After exchanging messages, the system enters a state of hibernation to reduce power consumption and extend battery life. From time to time, the system “wakes up”, monitors and control its sensors and takes care of the exchange of messages, returning to hibernation afterwards. Thus, ordinary, non-rechargeable batteries can be used for long periods, reducing the constant need for maintenance personnel to change batteries.

An ideal supply system would be a system that does not need a cable for connection to the external electrical network and does not depend on a battery that needs to be exchanged or recharged. Although it seems like fiction, this type of solution is already possible on a small scale, thanks to new electronic technologies with very low consumption circuits — consumption so low that energy can be collected from the air.


Energy Harvesting

We know that energy cannot be created or destroyed, only transformed. In a factory, energy is constantly transformed into motion, heat or even lighting. In addition, industrial environments are surrounded by radio signals — from Wi-Fi routers, radio stations etc. It is possible to collect some — very little, in fact — of the energy that has been dispersed in the air through specific circuits. The energy can then be accumulated to power small IoT circuits.

The ways, devices and technologies used for energy collection depend on the environment where the device is installed. In places with temperature variations, for example, thermoelectric cells can be used to convert the temperature difference into electrical energy. In engine monitoring, on the other hand, one can take advantage of the vibration of the motors to convert the movement into electricity, with coils and magnets mechanically coupled to engines and machines.

Radio waves can also be harnessed by picking up the energy by an antenna and accumulating it in a capacitor until there is enough to be used for a short time by the IoT device electric circuit.

Again, it is important to be careful and use as little power as possible on IoT devices, controlling the size of messages and simplifying sensor reading so that everything is done quickly. The challenge of energy collection is greater than that of using batteries, since there is less energy being supplied and it has to be used carefully, but it is still possible. It is necessary to avoid complex functions and focus on something simpler, such as a temperature sensor, for example, that only reads and passes the data to a gateway via radio.

Without a battery or cable, the IoT electric circuit becomes more independent and can be installed more easily. Since it is small and simpler, the cost is lower and it is possible to install many more devices spread throughout the space — generating more data for analysis. It also requires less maintenance, since it does not have batteries to recharge and the circuit does not suffer from the peak power problems present in the electrical network.



When designing devices for use in IoT, we must always remember to plan the power system for the circuits. This is as important as defining which system (Wi-Fi, Bluetooth etc.) or protocol to use.

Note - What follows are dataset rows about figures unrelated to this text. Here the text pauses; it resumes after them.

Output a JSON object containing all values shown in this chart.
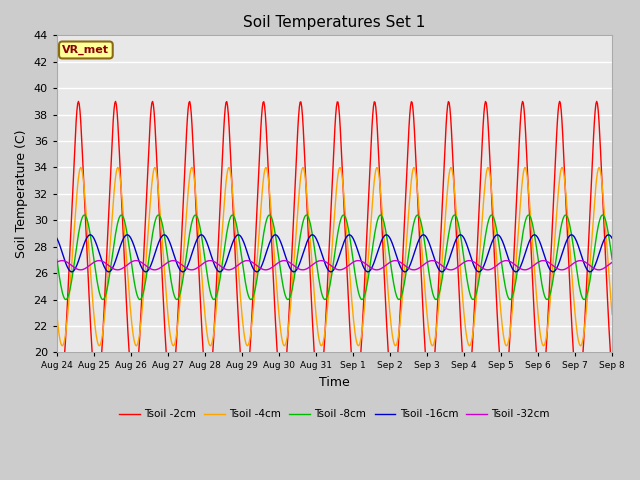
{
  "title": "Soil Temperatures Set 1",
  "xlabel": "Time",
  "ylabel": "Soil Temperature (C)",
  "ylim": [
    20,
    44
  ],
  "yticks": [
    20,
    22,
    24,
    26,
    28,
    30,
    32,
    34,
    36,
    38,
    40,
    42,
    44
  ],
  "x_labels": [
    "Aug 24",
    "Aug 25",
    "Aug 26",
    "Aug 27",
    "Aug 28",
    "Aug 29",
    "Aug 30",
    "Aug 31",
    "Sep 1",
    "Sep 2",
    "Sep 3",
    "Sep 4",
    "Sep 5",
    "Sep 6",
    "Sep 7",
    "Sep 8"
  ],
  "annotation_text": "VR_met",
  "annotation_color": "#8B0000",
  "annotation_bg": "#FFFF99",
  "colors": {
    "Tsoil -2cm": "#FF0000",
    "Tsoil -4cm": "#FFA500",
    "Tsoil -8cm": "#00BB00",
    "Tsoil -16cm": "#0000CC",
    "Tsoil -32cm": "#CC00CC"
  },
  "bg_color": "#E8E8E8",
  "grid_color": "#FFFFFF",
  "n_days": 15,
  "points_per_day": 48
}
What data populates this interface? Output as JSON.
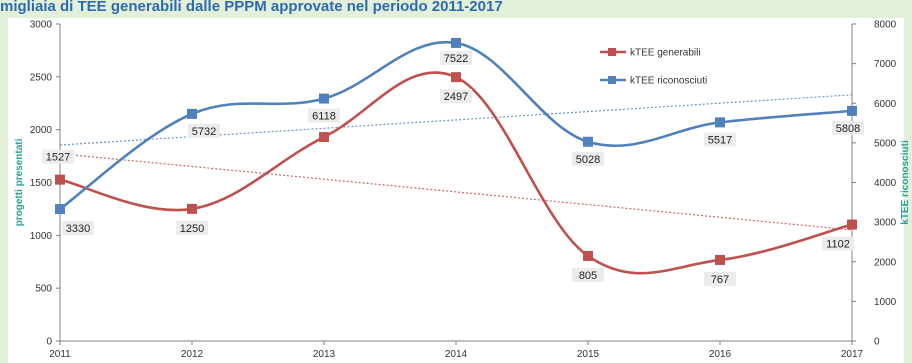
{
  "title": "migliaia di TEE generabili dalle PPPM approvate nel periodo 2011-2017",
  "chart_data": {
    "type": "line",
    "x": [
      "2011",
      "2012",
      "2013",
      "2014",
      "2015",
      "2016",
      "2017"
    ],
    "ylabel_left": "progetti presentati",
    "ylabel_right": "kTEE riconosciuti",
    "ylim_left": [
      0,
      3000
    ],
    "ylim_right": [
      0,
      8000
    ],
    "yticks_left": [
      "0",
      "500",
      "1000",
      "1500",
      "2000",
      "2500",
      "3000"
    ],
    "yticks_right": [
      "0",
      "1000",
      "2000",
      "3000",
      "4000",
      "5000",
      "6000",
      "7000",
      "8000"
    ],
    "legend_position": "top-right",
    "series": [
      {
        "name": "kTEE generabili",
        "axis": "left",
        "color": "#c0504d",
        "values": [
          1527,
          1250,
          1930,
          2497,
          805,
          767,
          1102
        ],
        "labels": [
          "1527",
          "1250",
          "",
          "2497",
          "805",
          "767",
          "1102"
        ],
        "trendline": true
      },
      {
        "name": "kTEE riconosciuti",
        "axis": "right",
        "color": "#4f81bd",
        "values": [
          3330,
          5732,
          6118,
          7522,
          5028,
          5517,
          5808
        ],
        "labels": [
          "3330",
          "5732",
          "6118",
          "7522",
          "5028",
          "5517",
          "5808"
        ],
        "trendline": true
      }
    ]
  }
}
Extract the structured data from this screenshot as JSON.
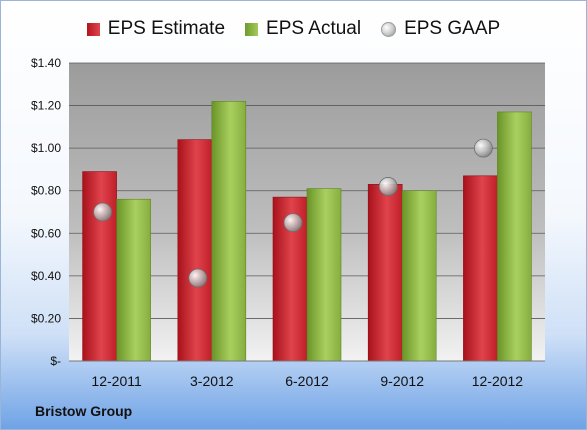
{
  "chart_data": {
    "type": "bar",
    "title": "",
    "xlabel": "",
    "ylabel": "",
    "categories": [
      "12-2011",
      "3-2012",
      "6-2012",
      "9-2012",
      "12-2012"
    ],
    "series": [
      {
        "name": "EPS Estimate",
        "type": "bar",
        "color": "#c9222c",
        "values": [
          0.89,
          1.04,
          0.77,
          0.83,
          0.87
        ]
      },
      {
        "name": "EPS Actual",
        "type": "bar",
        "color": "#8db447",
        "values": [
          0.76,
          1.22,
          0.81,
          0.8,
          1.17
        ]
      },
      {
        "name": "EPS GAAP",
        "type": "scatter",
        "color": "#b8b8b8",
        "values": [
          0.7,
          0.39,
          0.65,
          0.82,
          1.0
        ]
      }
    ],
    "yticks": [
      "$-",
      "$0.20",
      "$0.40",
      "$0.60",
      "$0.80",
      "$1.00",
      "$1.20",
      "$1.40"
    ],
    "ylim": [
      0,
      1.4
    ],
    "grid": true,
    "legend": "top"
  },
  "company": "Bristow Group"
}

The use of the power grid is advantageous in fixed production lines, where sockets and DC power lines are available by simply connecting a cable. For monitoring things that can move in the factory, it is necessary to use batteries and plan circuits and software algorithms for consumption reduction.

New electronic circuit technologies have emerged, bringing components that consume so little energy that they can be powered by data collection devices — by vibration or even by radio waves. With low cost, these devices can be applied on a large scale, monitoring much more things on time, generating much more data for analysis.

Currently, in manufacturing, it is still difficult to escape from the two traditional types of electronic circuit power — battery and mains —, because they are the only options with practical feasibility. However, energy collection, over time, can become a good future alternative, which will give more independence and economy to data collection in industry processes.